Анджелотти снисходительно улыбнулся.
— В конце жизни — да. Но не всегда же. Он сошел с ума. А почему? Его свели с ума высокомерие, насмешки, презрение. Поверьте мне, когда-то он был таким же здравомыслящим, разумным и озабоченным, как мы с вами. Но когда он попытался донести свою озабоченность до мира…
— Я надеюсь, что вы согласитесь — мой стиль, мой подход, моя репутация делают меня чуть более заслуживающим доверия, чем Розенцвейг.
— Несомненно. Но, пожалуйста, не забывайте, что я вам говорил о том, как относятся к крикам о заговоре. Есть тайны, которые охраняют сами себя, потому что, даже будучи раскрыты, они не вызывают доверия.
Я согласился — здравая мысль в этом есть.
— Тем более нужно попробовать это на Клер. Ее реакция поможет мне найти правильный образ действий. И ваша тоже.

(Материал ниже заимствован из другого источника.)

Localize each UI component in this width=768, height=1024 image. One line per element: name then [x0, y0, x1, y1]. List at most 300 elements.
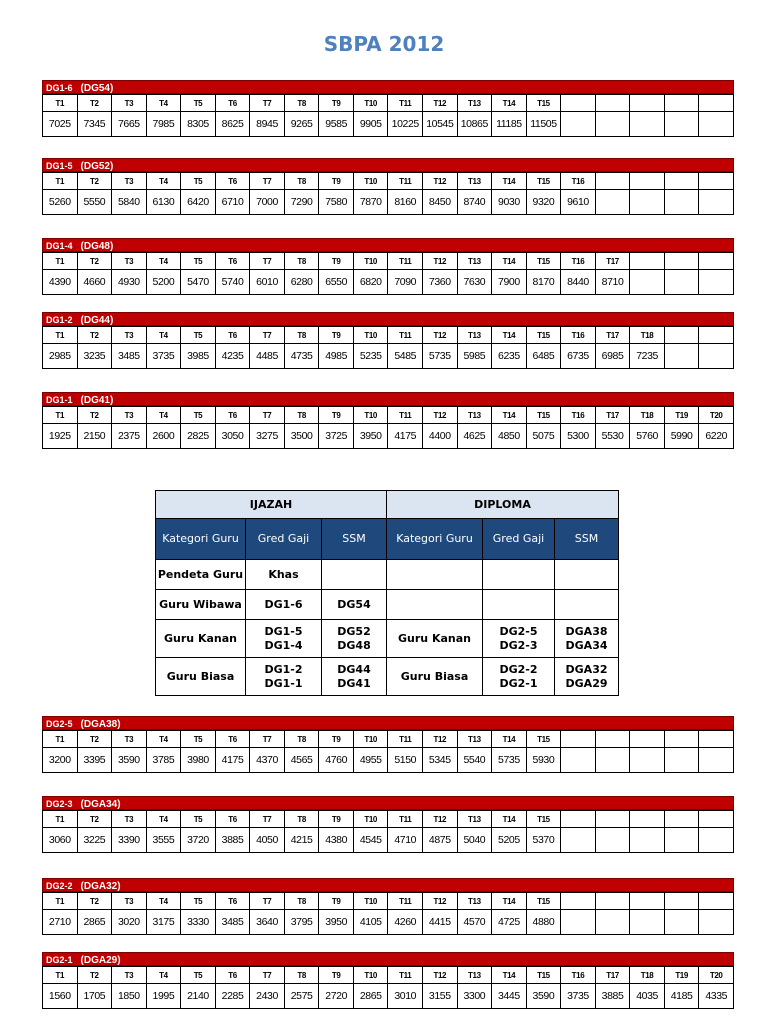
- salary-cell: 8450: [423, 190, 458, 215]
- salary-cell: 6820: [353, 270, 388, 295]
- level-cell: T4: [146, 253, 181, 270]
- level-cell: T8: [284, 967, 319, 984]
- salary-cell: 5530: [595, 424, 630, 449]
- salary-cell: 5540: [457, 748, 492, 773]
- level-cell: T4: [146, 95, 181, 112]
- level-cell: T9: [319, 407, 354, 424]
- gred-cell: [483, 560, 555, 590]
- salary-cell: 7025: [43, 112, 78, 137]
- salary-cell: 2150: [77, 424, 112, 449]
- salary-scale: [42, 312, 734, 369]
- ssm-cell: [322, 560, 387, 590]
- diploma-heading: DIPLOMA: [387, 491, 619, 519]
- level-cell: T15: [526, 967, 561, 984]
- level-cell: [699, 173, 734, 190]
- salary-cell: 3555: [146, 828, 181, 853]
- level-cell: T9: [319, 967, 354, 984]
- salary-cell: 3590: [112, 748, 147, 773]
- level-cell: T6: [215, 407, 250, 424]
- level-cell: T10: [353, 893, 388, 910]
- level-cell: T8: [284, 173, 319, 190]
- level-cell: [664, 173, 699, 190]
- salary-cell: 2600: [146, 424, 181, 449]
- scale-code: (DG54): [80, 83, 114, 94]
- salary-cell: 5990: [664, 424, 699, 449]
- salary-cell: 4050: [250, 828, 285, 853]
- level-cell: T10: [353, 95, 388, 112]
- level-cell: T10: [353, 327, 388, 344]
- salary-cell: 2985: [43, 344, 78, 369]
- level-cell: T12: [423, 407, 458, 424]
- salary-cell: 2825: [181, 424, 216, 449]
- salary-cell: [699, 190, 734, 215]
- level-cell: T6: [215, 967, 250, 984]
- kategori-cell: Guru Kanan: [387, 620, 483, 658]
- salary-cell: 7290: [284, 190, 319, 215]
- gred-line: DG2-3: [499, 638, 538, 652]
- salary-cell: 3720: [181, 828, 216, 853]
- value-row: [43, 424, 734, 449]
- scale-grade: DG1-1: [46, 395, 73, 405]
- salary-cell: 5205: [492, 828, 527, 853]
- salary-cell: 4625: [457, 424, 492, 449]
- level-row: [43, 811, 734, 828]
- level-cell: T15: [526, 407, 561, 424]
- salary-cell: [630, 112, 665, 137]
- level-cell: T4: [146, 893, 181, 910]
- ssm-line: DGA34: [565, 638, 608, 652]
- salary-cell: 5150: [388, 748, 423, 773]
- value-row: [43, 984, 734, 1009]
- salary-cell: 3485: [215, 910, 250, 935]
- level-cell: T6: [215, 327, 250, 344]
- salary-scale: [42, 238, 734, 295]
- level-cell: [561, 811, 596, 828]
- salary-cell: [630, 828, 665, 853]
- salary-cell: 7580: [319, 190, 354, 215]
- kategori-cell: Guru Biasa: [156, 658, 246, 696]
- salary-cell: [630, 910, 665, 935]
- value-row: [43, 828, 734, 853]
- salary-cell: [561, 112, 596, 137]
- level-cell: [664, 95, 699, 112]
- salary-cell: 3275: [250, 424, 285, 449]
- value-row: [43, 344, 734, 369]
- level-cell: T12: [423, 173, 458, 190]
- level-cell: T9: [319, 893, 354, 910]
- level-cell: T2: [77, 967, 112, 984]
- scale-table: [42, 966, 734, 1009]
- salary-cell: 8625: [215, 112, 250, 137]
- level-cell: T9: [319, 173, 354, 190]
- salary-cell: 3735: [561, 984, 596, 1009]
- salary-cell: 3060: [43, 828, 78, 853]
- salary-cell: 5200: [146, 270, 181, 295]
- salary-cell: 5930: [526, 748, 561, 773]
- scale-header: [42, 878, 734, 892]
- salary-cell: 4735: [284, 344, 319, 369]
- scale-code: (DG48): [80, 241, 114, 252]
- salary-cell: 2865: [353, 984, 388, 1009]
- salary-cell: 5760: [630, 424, 665, 449]
- salary-cell: 3225: [77, 828, 112, 853]
- level-cell: T14: [492, 967, 527, 984]
- salary-cell: 3640: [250, 910, 285, 935]
- salary-cell: 11505: [526, 112, 561, 137]
- kategori-cell: [387, 590, 483, 620]
- salary-cell: 3950: [353, 424, 388, 449]
- salary-cell: 5550: [77, 190, 112, 215]
- level-cell: T5: [181, 893, 216, 910]
- level-cell: T17: [595, 253, 630, 270]
- salary-cell: [699, 910, 734, 935]
- level-cell: T11: [388, 731, 423, 748]
- gred-cell: DG1-6: [246, 590, 322, 620]
- level-cell: T4: [146, 811, 181, 828]
- salary-cell: 2430: [250, 984, 285, 1009]
- level-cell: T14: [492, 253, 527, 270]
- salary-scale: [42, 952, 734, 1009]
- level-cell: T7: [250, 893, 285, 910]
- level-cell: [630, 811, 665, 828]
- salary-cell: 4875: [423, 828, 458, 853]
- salary-cell: 7090: [388, 270, 423, 295]
- salary-cell: 3985: [181, 344, 216, 369]
- level-cell: [664, 253, 699, 270]
- salary-cell: 4390: [43, 270, 78, 295]
- salary-cell: 8710: [595, 270, 630, 295]
- scale-code: (DG44): [80, 315, 114, 326]
- level-cell: T16: [561, 407, 596, 424]
- level-cell: T15: [526, 731, 561, 748]
- salary-cell: 3390: [112, 828, 147, 853]
- salary-cell: 4175: [388, 424, 423, 449]
- salary-cell: 8440: [561, 270, 596, 295]
- ijazah-kategori-header: Kategori Guru: [156, 519, 246, 560]
- level-cell: T20: [699, 407, 734, 424]
- level-cell: T7: [250, 327, 285, 344]
- level-cell: T2: [77, 173, 112, 190]
- salary-cell: 4380: [319, 828, 354, 853]
- salary-cell: [664, 190, 699, 215]
- level-cell: T18: [630, 327, 665, 344]
- salary-cell: 9905: [353, 112, 388, 137]
- scale-header: [42, 796, 734, 810]
- level-cell: T4: [146, 327, 181, 344]
- level-cell: T19: [664, 967, 699, 984]
- level-cell: [664, 327, 699, 344]
- ijazah-ssm-header: SSM: [322, 519, 387, 560]
- level-cell: T10: [353, 811, 388, 828]
- scale-header: [42, 312, 734, 326]
- level-cell: T14: [492, 327, 527, 344]
- kategori-cell: Pendeta Guru: [156, 560, 246, 590]
- ijazah-gred-header: Gred Gaji: [246, 519, 322, 560]
- level-cell: T11: [388, 407, 423, 424]
- gred-cell: [483, 590, 555, 620]
- salary-cell: 3235: [77, 344, 112, 369]
- salary-cell: 7870: [353, 190, 388, 215]
- salary-cell: 4185: [664, 984, 699, 1009]
- level-cell: T8: [284, 95, 319, 112]
- salary-cell: 4260: [388, 910, 423, 935]
- level-cell: [561, 95, 596, 112]
- level-cell: T2: [77, 407, 112, 424]
- page-title: SBPA 2012: [323, 32, 445, 56]
- salary-scale: [42, 392, 734, 449]
- level-cell: T2: [77, 893, 112, 910]
- salary-cell: 7235: [630, 344, 665, 369]
- level-cell: T12: [423, 811, 458, 828]
- level-cell: T1: [43, 173, 78, 190]
- salary-cell: 4565: [284, 748, 319, 773]
- gred-cell: Khas: [246, 560, 322, 590]
- level-cell: T1: [43, 967, 78, 984]
- level-cell: T15: [526, 253, 561, 270]
- salary-cell: 5485: [388, 344, 423, 369]
- scale-grade: DG2-2: [46, 881, 73, 891]
- ssm-cell: DG54: [322, 590, 387, 620]
- ssm-line: DG48: [337, 638, 371, 652]
- salary-cell: 3735: [146, 344, 181, 369]
- level-cell: T14: [492, 407, 527, 424]
- salary-cell: 3590: [526, 984, 561, 1009]
- level-cell: T10: [353, 173, 388, 190]
- level-cell: T6: [215, 811, 250, 828]
- salary-cell: 6485: [526, 344, 561, 369]
- level-cell: T2: [77, 811, 112, 828]
- salary-cell: 11185: [492, 112, 527, 137]
- salary-cell: 3200: [43, 748, 78, 773]
- value-row: [43, 748, 734, 773]
- level-cell: T9: [319, 95, 354, 112]
- level-row: [43, 893, 734, 910]
- ssm-cell: [555, 560, 619, 590]
- gred-line: DG1-5: [264, 624, 303, 638]
- salary-cell: 4105: [353, 910, 388, 935]
- level-cell: T15: [526, 893, 561, 910]
- level-cell: T3: [112, 407, 147, 424]
- salary-cell: 8160: [388, 190, 423, 215]
- scale-table: [42, 406, 734, 449]
- scale-grade: DG2-3: [46, 799, 73, 809]
- salary-cell: 3885: [595, 984, 630, 1009]
- salary-cell: [699, 828, 734, 853]
- level-cell: T8: [284, 327, 319, 344]
- salary-cell: 4725: [492, 910, 527, 935]
- ssm-line: DG44: [337, 662, 371, 676]
- level-cell: [595, 811, 630, 828]
- level-cell: T10: [353, 407, 388, 424]
- salary-cell: 3020: [112, 910, 147, 935]
- level-cell: T15: [526, 95, 561, 112]
- salary-cell: 3330: [181, 910, 216, 935]
- salary-cell: 6550: [319, 270, 354, 295]
- value-row: [43, 910, 734, 935]
- level-cell: [664, 893, 699, 910]
- level-cell: T16: [561, 327, 596, 344]
- level-cell: T12: [423, 967, 458, 984]
- level-cell: T13: [457, 967, 492, 984]
- salary-cell: 4570: [457, 910, 492, 935]
- gred-cell: [483, 658, 555, 696]
- salary-cell: 2865: [77, 910, 112, 935]
- salary-cell: [630, 748, 665, 773]
- level-cell: T4: [146, 407, 181, 424]
- level-cell: T8: [284, 893, 319, 910]
- level-cell: T13: [457, 811, 492, 828]
- level-cell: T14: [492, 731, 527, 748]
- salary-cell: 3500: [284, 424, 319, 449]
- scale-code: (DGA32): [80, 881, 121, 892]
- salary-cell: [664, 344, 699, 369]
- level-cell: T13: [457, 407, 492, 424]
- salary-cell: 4660: [77, 270, 112, 295]
- scale-table: [42, 326, 734, 369]
- salary-cell: 1850: [112, 984, 147, 1009]
- level-cell: [630, 95, 665, 112]
- salary-cell: 6130: [146, 190, 181, 215]
- level-cell: T11: [388, 173, 423, 190]
- salary-cell: 8305: [181, 112, 216, 137]
- level-cell: T9: [319, 253, 354, 270]
- level-cell: T3: [112, 731, 147, 748]
- level-cell: [595, 173, 630, 190]
- salary-cell: 4335: [699, 984, 734, 1009]
- salary-cell: 7985: [146, 112, 181, 137]
- level-row: [43, 407, 734, 424]
- level-cell: T18: [630, 967, 665, 984]
- salary-cell: [630, 270, 665, 295]
- scale-table: [42, 730, 734, 773]
- salary-cell: 1705: [77, 984, 112, 1009]
- level-cell: T12: [423, 95, 458, 112]
- level-cell: T7: [250, 95, 285, 112]
- level-cell: T19: [664, 407, 699, 424]
- level-cell: [630, 731, 665, 748]
- salary-cell: 6220: [699, 424, 734, 449]
- scale-header: [42, 392, 734, 406]
- level-cell: T13: [457, 173, 492, 190]
- kategori-cell: Guru Biasa: [387, 658, 483, 696]
- salary-cell: 5075: [526, 424, 561, 449]
- level-cell: T14: [492, 173, 527, 190]
- level-cell: T10: [353, 967, 388, 984]
- salary-cell: 3300: [457, 984, 492, 1009]
- ssm-line: DG41: [337, 676, 371, 690]
- salary-cell: [664, 112, 699, 137]
- level-cell: T1: [43, 327, 78, 344]
- level-cell: T3: [112, 967, 147, 984]
- salary-cell: 5260: [43, 190, 78, 215]
- level-cell: [595, 95, 630, 112]
- level-cell: T15: [526, 173, 561, 190]
- ssm-cell: [322, 658, 387, 696]
- level-cell: T5: [181, 173, 216, 190]
- salary-cell: [561, 748, 596, 773]
- ssm-cell: [555, 658, 619, 696]
- salary-scale: [42, 80, 734, 137]
- scale-table: [42, 892, 734, 935]
- salary-scale: [42, 878, 734, 935]
- level-cell: T3: [112, 95, 147, 112]
- scale-table: [42, 94, 734, 137]
- level-cell: [595, 893, 630, 910]
- salary-cell: 5470: [181, 270, 216, 295]
- level-cell: T13: [457, 95, 492, 112]
- level-cell: T7: [250, 173, 285, 190]
- level-cell: T1: [43, 253, 78, 270]
- level-cell: T7: [250, 253, 285, 270]
- category-row: [156, 560, 619, 590]
- salary-cell: 3155: [423, 984, 458, 1009]
- salary-cell: 5235: [353, 344, 388, 369]
- level-cell: T11: [388, 811, 423, 828]
- salary-cell: 3785: [146, 748, 181, 773]
- salary-cell: [699, 112, 734, 137]
- salary-cell: 6985: [595, 344, 630, 369]
- level-cell: T5: [181, 811, 216, 828]
- salary-cell: [595, 748, 630, 773]
- scale-table: [42, 810, 734, 853]
- salary-cell: 2375: [112, 424, 147, 449]
- gred-line: DG2-1: [499, 676, 538, 690]
- ssm-line: DGA32: [565, 662, 608, 676]
- level-cell: T10: [353, 731, 388, 748]
- level-cell: T5: [181, 407, 216, 424]
- level-cell: T4: [146, 731, 181, 748]
- salary-cell: 2710: [43, 910, 78, 935]
- level-cell: T7: [250, 407, 285, 424]
- level-cell: [630, 173, 665, 190]
- gred-line: DG2-2: [499, 662, 538, 676]
- level-cell: [699, 893, 734, 910]
- category-row: [156, 620, 619, 658]
- level-cell: T11: [388, 327, 423, 344]
- salary-cell: 4235: [215, 344, 250, 369]
- salary-cell: 6710: [215, 190, 250, 215]
- salary-cell: 5840: [112, 190, 147, 215]
- salary-cell: 4955: [353, 748, 388, 773]
- level-cell: T4: [146, 967, 181, 984]
- category-top-row: [156, 491, 619, 519]
- salary-cell: 4415: [423, 910, 458, 935]
- value-row: [43, 270, 734, 295]
- level-cell: T13: [457, 327, 492, 344]
- level-cell: T1: [43, 95, 78, 112]
- salary-cell: 10225: [388, 112, 423, 137]
- kategori-cell: Guru Wibawa: [156, 590, 246, 620]
- level-cell: T6: [215, 893, 250, 910]
- salary-cell: 3950: [319, 910, 354, 935]
- level-cell: T12: [423, 731, 458, 748]
- level-cell: T5: [181, 731, 216, 748]
- salary-cell: [595, 190, 630, 215]
- kategori-cell: Guru Kanan: [156, 620, 246, 658]
- salary-cell: 6420: [181, 190, 216, 215]
- gred-cell: [246, 658, 322, 696]
- salary-cell: 3175: [146, 910, 181, 935]
- scale-grade: DG1-4: [46, 241, 73, 251]
- level-cell: T5: [181, 327, 216, 344]
- salary-cell: 4880: [526, 910, 561, 935]
- salary-cell: 4215: [284, 828, 319, 853]
- level-cell: T12: [423, 893, 458, 910]
- level-cell: T17: [595, 407, 630, 424]
- salary-cell: 5300: [561, 424, 596, 449]
- level-cell: T9: [319, 731, 354, 748]
- level-cell: T13: [457, 253, 492, 270]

В этот поздний час Анджелотти решил поймать Клер на слове и воспользоваться ее предложением остаться на ночь — или на то, что от нее осталось. Он протянул руку и перелистал странички, потом спросил:
— Вы позволите мне познакомиться с ней завтра? Может быть, я смогу дать вам кой-какие советы. — У меня был еще один экземпляр. Я выудил его из портфеля и протянул ему. Он направился было к маленькой гостевой комнате, где у Клер стояла кушетка, но остановился в дверях и оглянулся. Может, мне не стоит оставаться. Вы будете ночевать с?.. — Он мотнул головой в сторону комнаты Клер.
— Вообще-то я собираюсь спать здесь, на диване, — ответил я, спрашивая себя — что он думает о моих отношениях с Клер.
— Понимаю. Тогда, может, вам лучше спать в гостевой комнате?
— Нет-нет, все в порядке, — заверил я его, стаскивая с себя туфли и расстегивая пуговицы.
Когда он ушел, я потратил несколько минут, пытаясь составить конспект того, о чем мы говорили. Большая часть из сказанного Анджелотти на самом деле сводилась к слухам и домыслам, хотя в его устах все это звучало увлекательно и убедительно. Но как и все остальное, что касалось сирот и Oculus Dei, это была история, не подтвержденная документально. Я вдруг с отчаянием понял: все, сейчас записанное мною, просто являло собой пространную версию того, что, дурачась, рассказывал мне когда-то Шарки в проекционной «Классик». И какова была тогда моя реакция?
Немного спустя я тихонько прошел по коридору к комнате Клер — я все еще был слишком взволнован, и мне не спалось. Я остановился у дверей и провел там несколько долгих мгновений, спрашивая себя — наберусь ли я смелости постучать. За дверью слышалось тяжелое, хмельное дыхание Клер. Будить ее в таком состоянии — себе дороже. И тем не менее даже этот приглушенный звук ее похрапывания дал толчок моим воспоминаниям; меня утешала мысль о том, что я нахожусь в такой близости от женщины, чья любовь когда-то подвигнула меня на это невероятное приключение, ведущее в пропасть отчаяния, страха и полной беспомощности. Я прижался лбом к ее двери и прошептал короткое заклинание: Клер, научи меня жить с этим злом.